Istnieje kilka rodzajów budek dla ptaków, w zależności od gatunków, dlatego w tym temacie najlepiej skonsultować się z ornitologiem w celu wyboru odpowiedniego rodzaju budki oraz jej lokalizacji.

4. Oprócz budek i domków, coraz popularniejsze stają się stanowiska lub hotele dla owadów, które możemy wykonać sami.
Najprostszą i najbardziej ekologicznym sposobem będzie ułożenie stosu patyków, suchych łodyg, trzciny, które możemy związać sznurkiem konopnym, aby nie były rozwiewane przez wiatr. Taki element umieszczamy w nasłonecznionym, osłoniętym od wiatru miejscu.

W pobliżu miejsca ułożenia tych elementów, warto posadzić rośliny miododajne, które będą przyciągały i zachęcały owady do zasiedlania stanowiska. Rekomendowane są oczywiście gatunki rodzime, takie jak kruszyna pospolita, czeremcha zwyczajna, bez czarny, krwawnica lub jasnota biała, która przypomina znaną pokrzywą, jednak w przeciwieństwie do swojej odpowiedniczki nie parzy. To tylko kilka z wymienionych gatunków, ale ich liczba jest długa, więc na pewno da się znaleźć coś co będzie odpowiednie do danego stanowiska.
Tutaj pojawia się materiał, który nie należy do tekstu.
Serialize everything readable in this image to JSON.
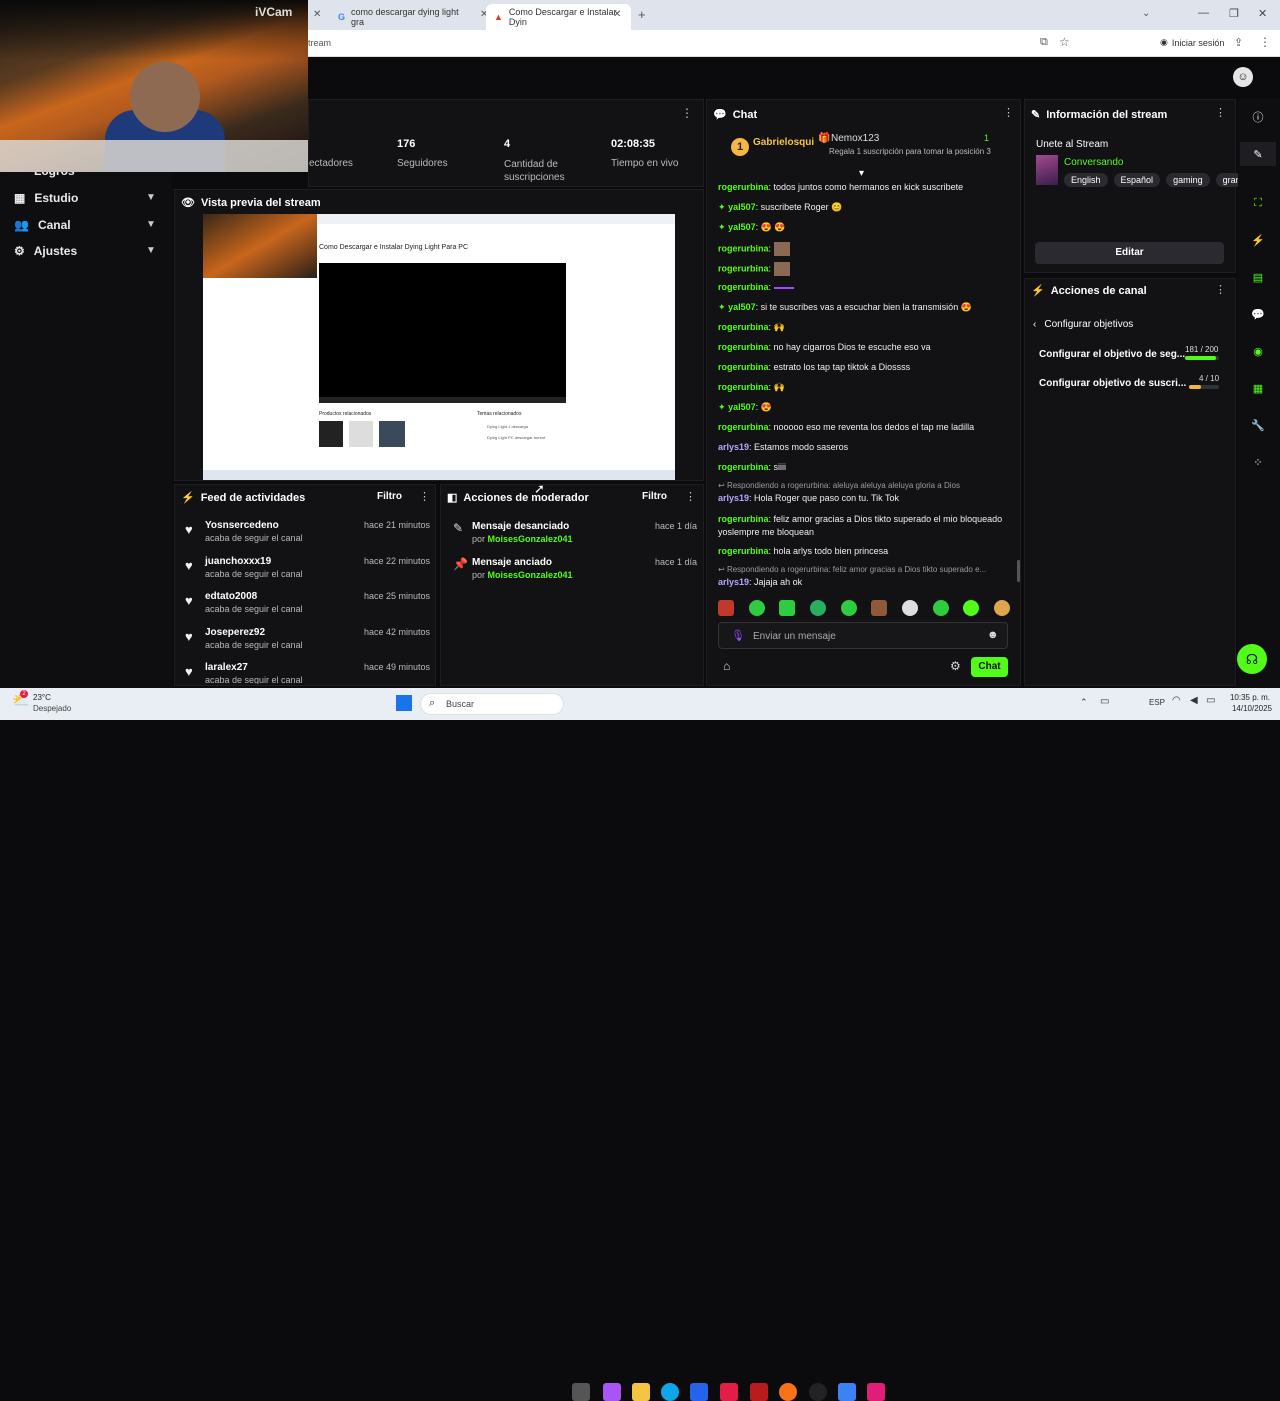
{
  "browser": {
    "tabs": [
      {
        "label": "como descargar dying light gra"
      },
      {
        "label": "Como Descargar e Instalar Dyin"
      }
    ],
    "url": "tream",
    "signin": "Iniciar sesión"
  },
  "webcam": {
    "label": "iVCam"
  },
  "nav": {
    "partial": "Logros",
    "items": [
      {
        "label": "Estudio"
      },
      {
        "label": "Canal"
      },
      {
        "label": "Ajustes"
      }
    ]
  },
  "stats": [
    {
      "value": "",
      "label": "ectadores"
    },
    {
      "value": "176",
      "label": "Seguidores"
    },
    {
      "value": "4",
      "label": "Cantidad de suscripciones"
    },
    {
      "value": "02:08:35",
      "label": "Tiempo en vivo"
    }
  ],
  "preview": {
    "title": "Vista previa del stream",
    "video_title": "Como Descargar e Instalar Dying Light Para PC",
    "related_products": "Productos relacionados",
    "related_topics": "Temas relacionados",
    "topic1": "Dying Light 1 descarga",
    "topic2": "Dying Light PC descargar torrent"
  },
  "feed": {
    "title": "Feed de actividades",
    "filter": "Filtro",
    "items": [
      {
        "name": "Yosnsercedeno",
        "action": "acaba de seguir el canal",
        "time": "hace 21 minutos"
      },
      {
        "name": "juanchoxxx19",
        "action": "acaba de seguir el canal",
        "time": "hace 22 minutos"
      },
      {
        "name": "edtato2008",
        "action": "acaba de seguir el canal",
        "time": "hace 25 minutos"
      },
      {
        "name": "Joseperez92",
        "action": "acaba de seguir el canal",
        "time": "hace 42 minutos"
      },
      {
        "name": "laralex27",
        "action": "acaba de seguir el canal",
        "time": "hace 49 minutos"
      }
    ]
  },
  "mod": {
    "title": "Acciones de moderador",
    "filter": "Filtro",
    "items": [
      {
        "title": "Mensaje desanciado",
        "by": "por",
        "user": "MoisesGonzalez041",
        "time": "hace 1 día"
      },
      {
        "title": "Mensaje anciado",
        "by": "por",
        "user": "MoisesGonzalez041",
        "time": "hace 1 día"
      }
    ]
  },
  "chat": {
    "title": "Chat",
    "pinned": {
      "rank": "1",
      "user": "Gabrielosqui",
      "user2": "Nemox123",
      "count": "1",
      "promo": "Regala 1 suscripción para tomar la posición 3"
    },
    "messages": [
      {
        "user": "rogerurbina",
        "text": "todos juntos como hermanos en kick suscribete"
      },
      {
        "user": "yal507",
        "text": "suscribete Roger 😊"
      },
      {
        "user": "yal507",
        "text": "😍 😍"
      },
      {
        "user": "rogerurbina",
        "text": ""
      },
      {
        "user": "rogerurbina",
        "text": ""
      },
      {
        "user": "rogerurbina",
        "text": ""
      },
      {
        "user": "yal507",
        "text": "si te suscribes vas a escuchar bien la transmisión 😍"
      },
      {
        "user": "rogerurbina",
        "text": "🙌"
      },
      {
        "user": "rogerurbina",
        "text": "no hay cigarros Dios te escuche eso va"
      },
      {
        "user": "rogerurbina",
        "text": "estrato los tap tap tiktok a Diossss"
      },
      {
        "user": "rogerurbina",
        "text": "🙌"
      },
      {
        "user": "yal507",
        "text": "😍"
      },
      {
        "user": "rogerurbina",
        "text": "nooooo eso me reventa los dedos el tap me ladilla"
      },
      {
        "user": "arlys19",
        "text": "Estamos modo saseros"
      },
      {
        "user": "rogerurbina",
        "text": "siiii"
      },
      {
        "reply": "Respondiendo a rogerurbina: aleluya aleluya aleluya gloria a Dios"
      },
      {
        "user": "arlys19",
        "text": "Hola Roger que paso con tu. Tik Tok"
      },
      {
        "user": "rogerurbina",
        "text": "feliz amor gracias a Dios tikto superado el mio bloqueado yoslempre me bloquean"
      },
      {
        "user": "rogerurbina",
        "text": "hola arlys todo bien princesa"
      },
      {
        "reply": "Respondiendo a rogerurbina: feliz amor gracias a Dios tikto superado e..."
      },
      {
        "user": "arlys19",
        "text": "Jajaja ah ok"
      }
    ],
    "input_placeholder": "Enviar un mensaje",
    "send": "Chat"
  },
  "info": {
    "title": "Información del stream",
    "stream_title": "Unete al Stream",
    "category": "Conversando",
    "tags": [
      "English",
      "Español",
      "gaming",
      "granj"
    ],
    "edit": "Editar"
  },
  "channel": {
    "title": "Acciones de canal",
    "back": "Configurar objetivos",
    "goals": [
      {
        "label": "Configurar el objetivo de seg...",
        "progress": "181 / 200",
        "fraction": 0.905,
        "color": "#53fc18"
      },
      {
        "label": "Configurar objetivo de suscri...",
        "progress": "4 / 10",
        "fraction": 0.4,
        "color": "#f5b642"
      }
    ]
  },
  "taskbar": {
    "weather_temp": "23°C",
    "weather_desc": "Despejado",
    "search": "Buscar",
    "lang": "ESP",
    "time": "10:35 p. m.",
    "date": "14/10/2025"
  }
}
5. Rozłożenie stanowisk martwego drewna czyli obumarłych, obłamanych części drzewa.
Stanowią one ogromny rezerwuar mikroorganizmów, grzybów, roślin, owadów i drobnych zwierząt. Z pozoru nieatrakcyjne i brzydkie, to jednak zawierające w sobie całe bogactwo gatunków.
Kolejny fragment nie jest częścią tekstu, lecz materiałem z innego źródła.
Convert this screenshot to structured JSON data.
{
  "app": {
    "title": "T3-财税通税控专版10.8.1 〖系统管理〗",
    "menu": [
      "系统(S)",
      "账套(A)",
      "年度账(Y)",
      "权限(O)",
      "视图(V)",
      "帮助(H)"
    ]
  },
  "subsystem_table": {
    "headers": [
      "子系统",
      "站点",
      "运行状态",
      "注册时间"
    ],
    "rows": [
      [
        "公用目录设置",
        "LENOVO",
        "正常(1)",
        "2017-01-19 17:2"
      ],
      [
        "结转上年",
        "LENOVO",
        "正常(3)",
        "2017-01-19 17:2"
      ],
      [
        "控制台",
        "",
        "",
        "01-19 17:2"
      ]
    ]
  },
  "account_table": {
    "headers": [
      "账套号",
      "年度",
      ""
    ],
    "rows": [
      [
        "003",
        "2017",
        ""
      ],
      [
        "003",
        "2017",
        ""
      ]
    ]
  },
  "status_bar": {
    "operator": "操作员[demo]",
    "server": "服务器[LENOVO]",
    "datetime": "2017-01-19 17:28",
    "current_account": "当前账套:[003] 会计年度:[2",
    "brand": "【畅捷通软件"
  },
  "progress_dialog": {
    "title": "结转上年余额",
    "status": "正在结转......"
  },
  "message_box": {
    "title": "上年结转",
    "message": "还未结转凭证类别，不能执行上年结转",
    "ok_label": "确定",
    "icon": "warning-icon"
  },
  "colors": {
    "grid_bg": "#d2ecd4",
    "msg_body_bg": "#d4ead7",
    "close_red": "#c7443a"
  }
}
Pozostawianie takich elementów w terenie, nie tylko zwiększa poziom bioróżnorodności, ale w pozytywny sposób wpływa na żyzność gleby. Toczące się procesy rozkładu drewna wzbogacają podłoże o mikroelementy, poprawiając jej urodzajność.

Pozytywnym aspektem jest również zatrzymywanie wody poprzez jej wchłanianie oraz utrzymywanie wilgotności siedliska, co w dobie zmian klimatu ma to bardzo istotne znaczenie.
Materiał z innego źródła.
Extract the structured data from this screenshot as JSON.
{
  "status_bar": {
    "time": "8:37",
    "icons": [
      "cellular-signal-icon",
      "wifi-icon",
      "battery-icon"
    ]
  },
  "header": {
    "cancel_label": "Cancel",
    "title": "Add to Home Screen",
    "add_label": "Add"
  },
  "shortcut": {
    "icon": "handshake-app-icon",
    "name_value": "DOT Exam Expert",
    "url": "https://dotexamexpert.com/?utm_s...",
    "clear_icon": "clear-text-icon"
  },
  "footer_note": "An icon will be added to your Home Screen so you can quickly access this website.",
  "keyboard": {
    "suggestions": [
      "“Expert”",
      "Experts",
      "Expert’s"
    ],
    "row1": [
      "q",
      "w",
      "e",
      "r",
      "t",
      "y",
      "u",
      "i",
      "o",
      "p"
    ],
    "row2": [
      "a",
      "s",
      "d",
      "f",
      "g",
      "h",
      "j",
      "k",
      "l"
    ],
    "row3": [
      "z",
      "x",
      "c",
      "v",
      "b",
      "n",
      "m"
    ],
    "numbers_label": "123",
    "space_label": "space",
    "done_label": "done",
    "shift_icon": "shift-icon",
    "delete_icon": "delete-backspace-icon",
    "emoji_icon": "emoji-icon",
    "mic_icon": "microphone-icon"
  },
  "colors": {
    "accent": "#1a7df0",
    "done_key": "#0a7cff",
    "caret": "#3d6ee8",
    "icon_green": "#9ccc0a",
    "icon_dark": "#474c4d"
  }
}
Powyższe przykłady działań, chociaż bardzo proste, to jednak mają bardzo ważne znaczenie dla poprawy i zwiększenia bioróżnorodności na danym terenie, ale również dla całego miasta. Zieleń w mieście to nie zbiór pojedynczych miejsc, które funkcjonują odrębnie. To cały system siedlisk, zielonych korytarzy składający się na większą całością i działający jak jeden organizm. Od nas samych zależy jak będzie funkcjonował ten organizm oraz czy będzie odporny na niekorzystne zmiany, których doświadczamy już dzisiaj.